The Trust owns most of the land and buildings on which Tablehurst and Plaw Hatch Farms operate and rents these to the two farm businesses. This enables the two farms to farm biodynamically. This underpins our charitable aims of furthering education and training in biodynamics for new farmers and growers, schoolchildren and the general public.
Our education and training activities include:
- Visits by school children and college students to the farms (regular attendees include the local schools)
- Apprenticeship and staff development programmes in all aspects of farm and garden work – Four apprentices are registered for a 2-year structured programme leading to a level 3 qualification.
- Training for staff in social care for the residents with learning disabilities (Tablehurst Farm)

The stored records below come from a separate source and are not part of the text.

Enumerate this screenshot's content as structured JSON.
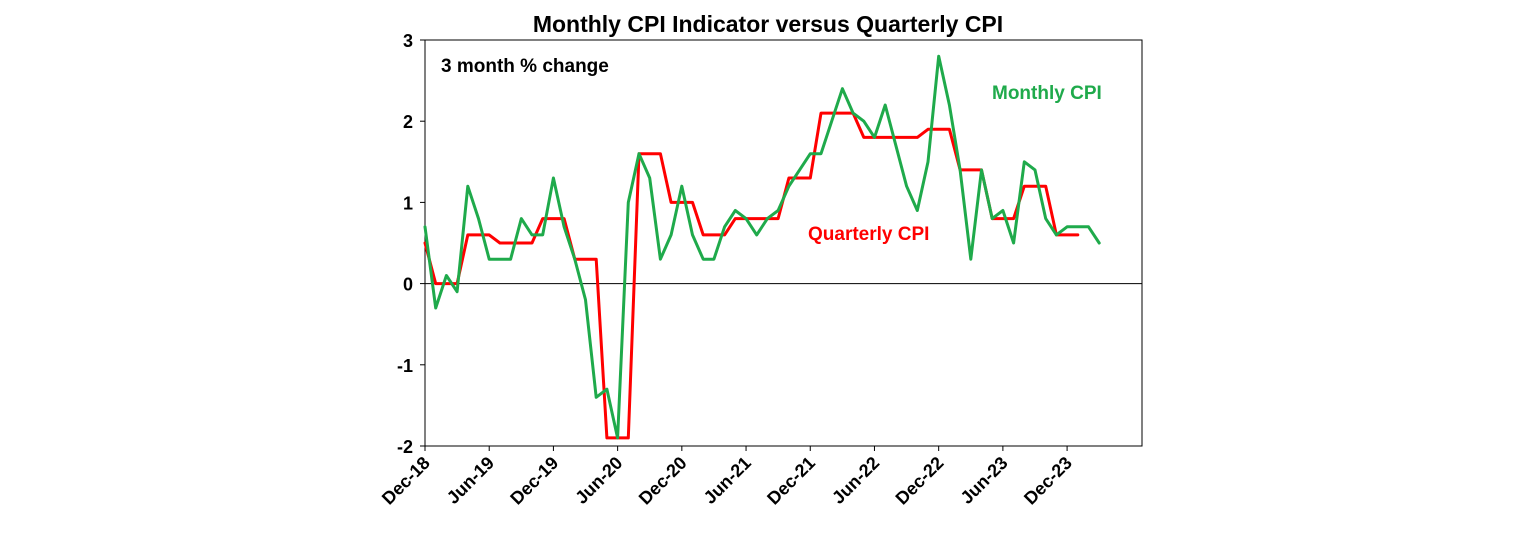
{
  "chart_data": {
    "type": "line",
    "title": "Monthly CPI Indicator versus Quarterly CPI",
    "annotation": "3 month % change",
    "x_ticks": [
      "Dec-18",
      "Jun-19",
      "Dec-19",
      "Jun-20",
      "Dec-20",
      "Jun-21",
      "Dec-21",
      "Jun-22",
      "Dec-22",
      "Jun-23",
      "Dec-23"
    ],
    "y_ticks": [
      "3",
      "2",
      "1",
      "0",
      "-1",
      "-2"
    ],
    "ylim": [
      -2,
      3
    ],
    "xlim": [
      "Dec-18",
      "Jul-24"
    ],
    "grid": false,
    "legend": "inline labels",
    "series": [
      {
        "name": "Monthly CPI",
        "color": "#1FAA4B",
        "points": [
          [
            "Dec-18",
            0.7
          ],
          [
            "Jan-19",
            -0.3
          ],
          [
            "Feb-19",
            0.1
          ],
          [
            "Mar-19",
            -0.1
          ],
          [
            "Apr-19",
            1.2
          ],
          [
            "May-19",
            0.8
          ],
          [
            "Jun-19",
            0.3
          ],
          [
            "Jul-19",
            0.3
          ],
          [
            "Aug-19",
            0.3
          ],
          [
            "Sep-19",
            0.8
          ],
          [
            "Oct-19",
            0.6
          ],
          [
            "Nov-19",
            0.6
          ],
          [
            "Dec-19",
            1.3
          ],
          [
            "Jan-20",
            0.7
          ],
          [
            "Feb-20",
            0.3
          ],
          [
            "Mar-20",
            -0.2
          ],
          [
            "Apr-20",
            -1.4
          ],
          [
            "May-20",
            -1.3
          ],
          [
            "Jun-20",
            -1.9
          ],
          [
            "Jul-20",
            1.0
          ],
          [
            "Aug-20",
            1.6
          ],
          [
            "Sep-20",
            1.3
          ],
          [
            "Oct-20",
            0.3
          ],
          [
            "Nov-20",
            0.6
          ],
          [
            "Dec-20",
            1.2
          ],
          [
            "Jan-21",
            0.6
          ],
          [
            "Feb-21",
            0.3
          ],
          [
            "Mar-21",
            0.3
          ],
          [
            "Apr-21",
            0.7
          ],
          [
            "May-21",
            0.9
          ],
          [
            "Jun-21",
            0.8
          ],
          [
            "Jul-21",
            0.6
          ],
          [
            "Aug-21",
            0.8
          ],
          [
            "Sep-21",
            0.9
          ],
          [
            "Oct-21",
            1.2
          ],
          [
            "Nov-21",
            1.4
          ],
          [
            "Dec-21",
            1.6
          ],
          [
            "Jan-22",
            1.6
          ],
          [
            "Feb-22",
            2.0
          ],
          [
            "Mar-22",
            2.4
          ],
          [
            "Apr-22",
            2.1
          ],
          [
            "May-22",
            2.0
          ],
          [
            "Jun-22",
            1.8
          ],
          [
            "Jul-22",
            2.2
          ],
          [
            "Aug-22",
            1.7
          ],
          [
            "Sep-22",
            1.2
          ],
          [
            "Oct-22",
            0.9
          ],
          [
            "Nov-22",
            1.5
          ],
          [
            "Dec-22",
            2.8
          ],
          [
            "Jan-23",
            2.2
          ],
          [
            "Feb-23",
            1.4
          ],
          [
            "Mar-23",
            0.3
          ],
          [
            "Apr-23",
            1.4
          ],
          [
            "May-23",
            0.8
          ],
          [
            "Jun-23",
            0.9
          ],
          [
            "Jul-23",
            0.5
          ],
          [
            "Aug-23",
            1.5
          ],
          [
            "Sep-23",
            1.4
          ],
          [
            "Oct-23",
            0.8
          ],
          [
            "Nov-23",
            0.6
          ],
          [
            "Dec-23",
            0.7
          ],
          [
            "Jan-24",
            0.7
          ],
          [
            "Feb-24",
            0.7
          ],
          [
            "Mar-24",
            0.5
          ]
        ]
      },
      {
        "name": "Quarterly CPI",
        "color": "#FF0000",
        "points": [
          [
            "Dec-18",
            0.5
          ],
          [
            "Jan-19",
            0.0
          ],
          [
            "Feb-19",
            0.0
          ],
          [
            "Mar-19",
            0.0
          ],
          [
            "Apr-19",
            0.6
          ],
          [
            "May-19",
            0.6
          ],
          [
            "Jun-19",
            0.6
          ],
          [
            "Jul-19",
            0.5
          ],
          [
            "Aug-19",
            0.5
          ],
          [
            "Sep-19",
            0.5
          ],
          [
            "Oct-19",
            0.5
          ],
          [
            "Nov-19",
            0.8
          ],
          [
            "Dec-19",
            0.8
          ],
          [
            "Jan-20",
            0.8
          ],
          [
            "Feb-20",
            0.3
          ],
          [
            "Mar-20",
            0.3
          ],
          [
            "Apr-20",
            0.3
          ],
          [
            "May-20",
            -1.9
          ],
          [
            "Jun-20",
            -1.9
          ],
          [
            "Jul-20",
            -1.9
          ],
          [
            "Aug-20",
            1.6
          ],
          [
            "Sep-20",
            1.6
          ],
          [
            "Oct-20",
            1.6
          ],
          [
            "Nov-20",
            1.0
          ],
          [
            "Dec-20",
            1.0
          ],
          [
            "Jan-21",
            1.0
          ],
          [
            "Feb-21",
            0.6
          ],
          [
            "Mar-21",
            0.6
          ],
          [
            "Apr-21",
            0.6
          ],
          [
            "May-21",
            0.8
          ],
          [
            "Jun-21",
            0.8
          ],
          [
            "Jul-21",
            0.8
          ],
          [
            "Aug-21",
            0.8
          ],
          [
            "Sep-21",
            0.8
          ],
          [
            "Oct-21",
            1.3
          ],
          [
            "Nov-21",
            1.3
          ],
          [
            "Dec-21",
            1.3
          ],
          [
            "Jan-22",
            2.1
          ],
          [
            "Feb-22",
            2.1
          ],
          [
            "Mar-22",
            2.1
          ],
          [
            "Apr-22",
            2.1
          ],
          [
            "May-22",
            1.8
          ],
          [
            "Jun-22",
            1.8
          ],
          [
            "Jul-22",
            1.8
          ],
          [
            "Aug-22",
            1.8
          ],
          [
            "Sep-22",
            1.8
          ],
          [
            "Oct-22",
            1.8
          ],
          [
            "Nov-22",
            1.9
          ],
          [
            "Dec-22",
            1.9
          ],
          [
            "Jan-23",
            1.9
          ],
          [
            "Feb-23",
            1.4
          ],
          [
            "Mar-23",
            1.4
          ],
          [
            "Apr-23",
            1.4
          ],
          [
            "May-23",
            0.8
          ],
          [
            "Jun-23",
            0.8
          ],
          [
            "Jul-23",
            0.8
          ],
          [
            "Aug-23",
            1.2
          ],
          [
            "Sep-23",
            1.2
          ],
          [
            "Oct-23",
            1.2
          ],
          [
            "Nov-23",
            0.6
          ],
          [
            "Dec-23",
            0.6
          ],
          [
            "Jan-24",
            0.6
          ]
        ]
      }
    ]
  }
}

- Farm and garden walks led by volunteers and/or farm staff
Securing more land for biodynamic farming and growing
We would like there to be more land available for biodynamic cultivation within our community and are always open to working with others to serve this aim.
Housing projects
The other area of our work is to provide accommodation for the elderly and we are currently working with other groups on a project to convert Pixton House at Emerson College into a co-housing scheme. We are also working with Tablehurst Farm to provide a retirement home for Peter Brown, the farmer who established Tablehurst as a community-owned biodynamic farm back in the 1990s.
An eye to the future
The Trust also has a commitment to wider educational and cultural objectives, which remain central to St Anthony’s aims. Indeed, the Trust would seek, in a very practical way in our community, to implement the ideal of the biodynamic farm as ‘a university of the future’, as envisaged by Dr Manfred Klett. To this end, St Anthony’s Trust has consistently supported local initiatives of a wider cultural nature.